Only education and a change in attitude towards the Gulf Coast along with long term research will eventually preserve the wildlife of the Gulf of Mexico.

Manatees by the Sea Wall: An Encounter with Manatees in Cape Canaveral


A curious juvenile manatee interacts with me behind a sea wall in Cape Canaveral, FL back in 2006.

About five years ago when I was 14, I encountered several wild manatees in Cape Canaveral,FL. My mother got us a room at a sea-side hotel that overlooked the NASA space station. We were heading our way back home from spending two months in Florida with my grandfather and his greyhound Lynne. I was told by my mother that manatees often hand around a small sea wall that was in front of back area most of the year. I wanted to check it out so, I went to the back side to see if I could get a glance of them. Indeed, it would not be long before, I encountered my first wild manatee. It was such an amazing site to see. Seconds later, I encounter a second manatee in the same spot and they just getting a good glimpse of me for over 40 minutes. They were so close to the sea wall that, I could easily touch them if I wanted to. An hour later, a third manatee came up to me from the sea wall and it felt like they were all coming up to me for some reason in I would not know about. Later that night, several other manatees were appearing all over the small lagoon while the three manatees I encountered remained by the sea wall. Most of the adult manatees that were sighted from our hotel room were mother and calf pairs. Two of the manatees that interacted with me were juveniles. Sadly, one of them had severe scars on his back and I wondered if he got hit by a boat propeller. After all, it’s very common to sight a wild manatee with scars from either boat propellers or fishing entanglements and it’s rare to see one that has no scars on it’s body.

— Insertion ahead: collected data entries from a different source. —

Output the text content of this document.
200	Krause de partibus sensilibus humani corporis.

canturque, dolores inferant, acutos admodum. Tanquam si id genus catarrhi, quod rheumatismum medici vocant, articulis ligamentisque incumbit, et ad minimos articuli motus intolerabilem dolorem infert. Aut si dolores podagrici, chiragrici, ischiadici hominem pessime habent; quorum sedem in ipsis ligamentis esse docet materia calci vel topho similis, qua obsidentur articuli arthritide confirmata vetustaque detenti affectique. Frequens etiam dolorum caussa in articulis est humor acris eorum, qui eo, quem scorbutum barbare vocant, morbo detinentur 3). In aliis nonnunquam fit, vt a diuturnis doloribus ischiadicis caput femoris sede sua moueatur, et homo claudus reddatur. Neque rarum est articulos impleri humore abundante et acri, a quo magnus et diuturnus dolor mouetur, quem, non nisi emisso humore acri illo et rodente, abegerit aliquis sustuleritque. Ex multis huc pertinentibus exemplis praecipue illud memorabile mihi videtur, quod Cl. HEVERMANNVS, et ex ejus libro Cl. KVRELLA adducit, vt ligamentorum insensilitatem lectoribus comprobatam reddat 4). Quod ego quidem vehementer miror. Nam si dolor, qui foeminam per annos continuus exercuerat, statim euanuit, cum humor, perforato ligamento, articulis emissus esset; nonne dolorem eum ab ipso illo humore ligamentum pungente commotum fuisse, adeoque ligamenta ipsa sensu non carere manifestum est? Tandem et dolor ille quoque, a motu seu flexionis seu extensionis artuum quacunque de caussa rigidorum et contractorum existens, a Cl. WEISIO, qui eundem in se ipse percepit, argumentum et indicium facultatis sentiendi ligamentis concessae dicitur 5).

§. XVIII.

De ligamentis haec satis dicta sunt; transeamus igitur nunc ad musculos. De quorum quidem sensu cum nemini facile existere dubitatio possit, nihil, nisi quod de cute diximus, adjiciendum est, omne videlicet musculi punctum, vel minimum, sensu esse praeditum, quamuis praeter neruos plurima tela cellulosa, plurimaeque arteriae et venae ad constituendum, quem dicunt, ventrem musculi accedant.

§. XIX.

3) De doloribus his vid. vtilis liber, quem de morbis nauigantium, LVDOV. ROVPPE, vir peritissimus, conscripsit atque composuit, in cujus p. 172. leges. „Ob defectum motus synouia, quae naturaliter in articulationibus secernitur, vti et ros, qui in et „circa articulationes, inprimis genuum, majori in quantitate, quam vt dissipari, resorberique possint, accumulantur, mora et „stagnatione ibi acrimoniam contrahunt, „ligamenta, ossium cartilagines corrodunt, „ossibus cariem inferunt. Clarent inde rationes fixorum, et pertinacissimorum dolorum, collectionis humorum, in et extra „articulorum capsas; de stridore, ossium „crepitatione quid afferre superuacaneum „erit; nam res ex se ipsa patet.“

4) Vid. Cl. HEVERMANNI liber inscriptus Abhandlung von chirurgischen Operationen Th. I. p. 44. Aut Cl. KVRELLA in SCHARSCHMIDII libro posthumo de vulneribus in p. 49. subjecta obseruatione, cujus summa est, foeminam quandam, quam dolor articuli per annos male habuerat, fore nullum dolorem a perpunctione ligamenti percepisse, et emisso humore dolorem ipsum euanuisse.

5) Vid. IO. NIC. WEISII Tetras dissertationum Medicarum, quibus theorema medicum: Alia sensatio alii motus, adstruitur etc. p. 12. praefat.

The following morning, I woke up to seeing a small colony of them swimming up to sea wall. After getting dressed for the day, I went back to back side of the hotel to interact with them and believe me, there was now two adult females and three juveniles. That interaction would last for about an hour-and-a-half hours. This encounter made me realize that manatees, like most marine mammals, are quite curious about people and may voluntary come right up to you if they want to.